Apa pun konsepsi kita tentang Tuhan harus kita sangkal, agar Allah yang di luar kata-kata, yang di luar pikiran kita, bisa hadir. “Persaksian”, sahadat itu, bukanlah tentang pernyataan tertutup, melainkan kesaksian terhadap semesta pembicaraan di luar penyataan deklaratif, yang lain itu, yang hadir di luar sistem tertutup pikiran kita. Sahadat dalam Islam adalah sebuah kesaksian tentang sistem terbuka, penerimaan terhadap “yang tiada satu pun menyamaiNya”. Islam, di dalam sahadatnya, adalah sebuah kesaksian atau pengakuan terhadap Yang Lain, sebuah pernyataan “egoless”.

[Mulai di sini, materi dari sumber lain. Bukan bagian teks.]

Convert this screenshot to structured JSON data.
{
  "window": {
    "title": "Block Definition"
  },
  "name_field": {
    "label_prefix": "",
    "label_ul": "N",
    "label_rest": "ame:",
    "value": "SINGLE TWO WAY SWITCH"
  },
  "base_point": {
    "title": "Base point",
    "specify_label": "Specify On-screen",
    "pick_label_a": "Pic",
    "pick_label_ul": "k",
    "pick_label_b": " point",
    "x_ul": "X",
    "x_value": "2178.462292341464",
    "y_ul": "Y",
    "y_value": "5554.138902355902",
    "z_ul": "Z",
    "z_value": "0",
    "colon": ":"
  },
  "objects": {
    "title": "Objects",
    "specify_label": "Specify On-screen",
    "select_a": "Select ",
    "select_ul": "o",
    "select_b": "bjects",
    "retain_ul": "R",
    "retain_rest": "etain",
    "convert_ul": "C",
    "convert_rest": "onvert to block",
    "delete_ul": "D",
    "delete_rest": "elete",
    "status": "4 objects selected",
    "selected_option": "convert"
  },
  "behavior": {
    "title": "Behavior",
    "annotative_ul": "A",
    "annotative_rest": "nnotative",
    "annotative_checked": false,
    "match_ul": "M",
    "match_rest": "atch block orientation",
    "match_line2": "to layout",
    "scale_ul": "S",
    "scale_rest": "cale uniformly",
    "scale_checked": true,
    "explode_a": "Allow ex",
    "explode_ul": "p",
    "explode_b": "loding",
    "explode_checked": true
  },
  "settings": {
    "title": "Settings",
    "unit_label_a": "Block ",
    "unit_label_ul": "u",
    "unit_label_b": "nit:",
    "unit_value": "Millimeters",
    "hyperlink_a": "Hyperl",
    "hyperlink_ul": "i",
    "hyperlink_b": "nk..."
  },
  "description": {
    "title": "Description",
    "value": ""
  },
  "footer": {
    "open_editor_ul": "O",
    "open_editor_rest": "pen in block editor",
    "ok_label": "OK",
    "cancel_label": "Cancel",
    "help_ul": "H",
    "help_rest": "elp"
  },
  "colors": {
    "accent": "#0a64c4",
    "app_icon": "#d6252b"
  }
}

Oleh sebab itu, saya benar-benar tidak memahami, bagaimana ada sekolompok orang di Indonesia saat ini, yang justru merasa paling benar dalam soal pemahaman akan Islam, menyebut pemahaman mereka sebagai Islam yang murni (sebuah sistem tertutup), sementara sahadat dalam Islam sendiri terbukti secara logika merupakan sebuah sistem terbuka.

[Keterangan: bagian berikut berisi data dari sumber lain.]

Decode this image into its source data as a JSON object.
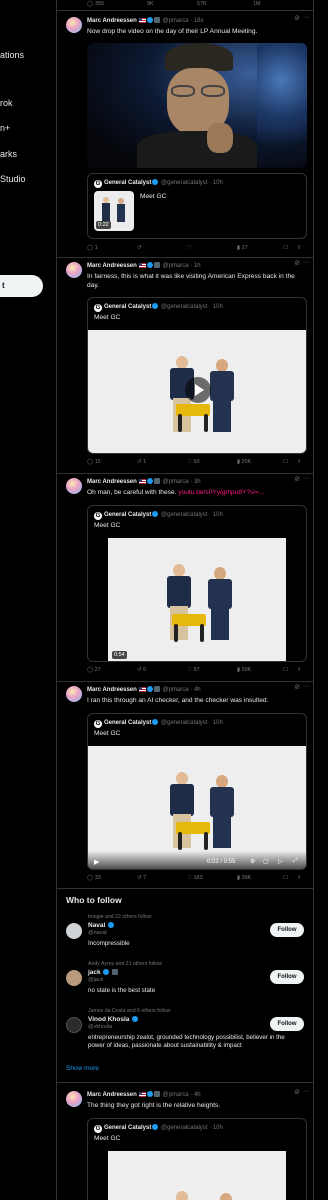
{
  "sidebar": {
    "items": [
      {
        "label": "ations"
      },
      {
        "label": "rok"
      },
      {
        "label": "n+"
      },
      {
        "label": "arks"
      },
      {
        "label": "Studio"
      }
    ],
    "post_label": "t"
  },
  "top_actions": {
    "replies": "355",
    "reposts": "9K",
    "likes": "57K",
    "views": "1M"
  },
  "tweets": [
    {
      "author": "Marc Andreessen",
      "handle": "@pmarca",
      "time": "18s",
      "text": "Now drop the video on the day of their LP Annual Meeting.",
      "quote": {
        "author": "General Catalyst",
        "handle": "@generalcatalyst",
        "time": "10h",
        "text": "Meet GC",
        "duration": "0:22"
      },
      "stats": {
        "replies": "1",
        "reposts": "",
        "likes": "",
        "views": "27"
      }
    },
    {
      "author": "Marc Andreessen",
      "handle": "@pmarca",
      "time": "1h",
      "text": "In fairness, this is what it was like visiting American Express back in the day.",
      "quote": {
        "author": "General Catalyst",
        "handle": "@generalcatalyst",
        "time": "10h",
        "text": "Meet GC"
      },
      "stats": {
        "replies": "15",
        "reposts": "1",
        "likes": "93",
        "views": "20K"
      }
    },
    {
      "author": "Marc Andreessen",
      "handle": "@pmarca",
      "time": "3h",
      "text": "Oh man, be careful with these. ",
      "link": "youtu.be/s0Yyqphpu8Y?si=...",
      "quote": {
        "author": "General Catalyst",
        "handle": "@generalcatalyst",
        "time": "10h",
        "text": "Meet GC",
        "duration": "0:54"
      },
      "stats": {
        "replies": "27",
        "reposts": "6",
        "likes": "97",
        "views": "59K"
      }
    },
    {
      "author": "Marc Andreessen",
      "handle": "@pmarca",
      "time": "4h",
      "text": "I ran this through an AI checker, and the checker was insulted.",
      "quote": {
        "author": "General Catalyst",
        "handle": "@generalcatalyst",
        "time": "10h",
        "text": "Meet GC",
        "timecode": "0:02 / 0:55"
      },
      "stats": {
        "replies": "33",
        "reposts": "7",
        "likes": "183",
        "views": "39K"
      }
    },
    {
      "author": "Marc Andreessen",
      "handle": "@pmarca",
      "time": "4h",
      "text": "The thing they got right is the relative heights.",
      "quote": {
        "author": "General Catalyst",
        "handle": "@generalcatalyst",
        "time": "10h",
        "text": "Meet GC"
      }
    }
  ],
  "who_to_follow": {
    "title": "Who to follow",
    "follow_label": "Follow",
    "show_more": "Show more",
    "users": [
      {
        "social": "boogie and 22 others follow",
        "name": "Naval",
        "handle": "@naval",
        "bio": "Incompressible"
      },
      {
        "social": "Andy Ayrey and 21 others follow",
        "name": "jack",
        "handle": "@jack",
        "bio": "no state is the best state"
      },
      {
        "social": "James da Costa and 6 others follow",
        "name": "Vinod Khosla",
        "handle": "@vkhosla",
        "bio": "entrepreneurship zealot, grounded technology possibilist, believer in the power of ideas, passionate about sustainability & impact"
      }
    ]
  },
  "icons": [
    "reply-icon",
    "repost-icon",
    "like-icon",
    "views-icon",
    "bookmark-icon",
    "share-icon",
    "more-icon",
    "grok-icon",
    "play-icon",
    "verified-icon"
  ],
  "colors": {
    "accent": "#1d9bf0",
    "background": "#000000",
    "border": "#2f3336",
    "muted": "#71767b",
    "link": "#f91880"
  }
}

Ketika Islam dimaknai sebagai sebuah sistem tertutup, maka Islam telah “dinistakan” menjadi ajaran fasis, menjadi ajaran untuk memusnahkan yang lain. Yang lain, di dalam ajaran fasis, adalah liyan, adalah musuh yang harus diperangi dan dimusnahkan tanpa alasan apa pun, selain karena mereka dianggap sebagai “abjek”, sebagai hal yang hina. Kafir dalam terminologi sahadat, bukanlah musuh yang harus dimusnahkan, bukan hal yang hina, tetapi setiap manusia yang belum “menyaksikan” Kebenaran, menyaksikan presensi dari Allah. Karenanya, saya sendiri sering bertanya-tanya dalam hati, benarkah saya benar-benar telah “bersahadat”?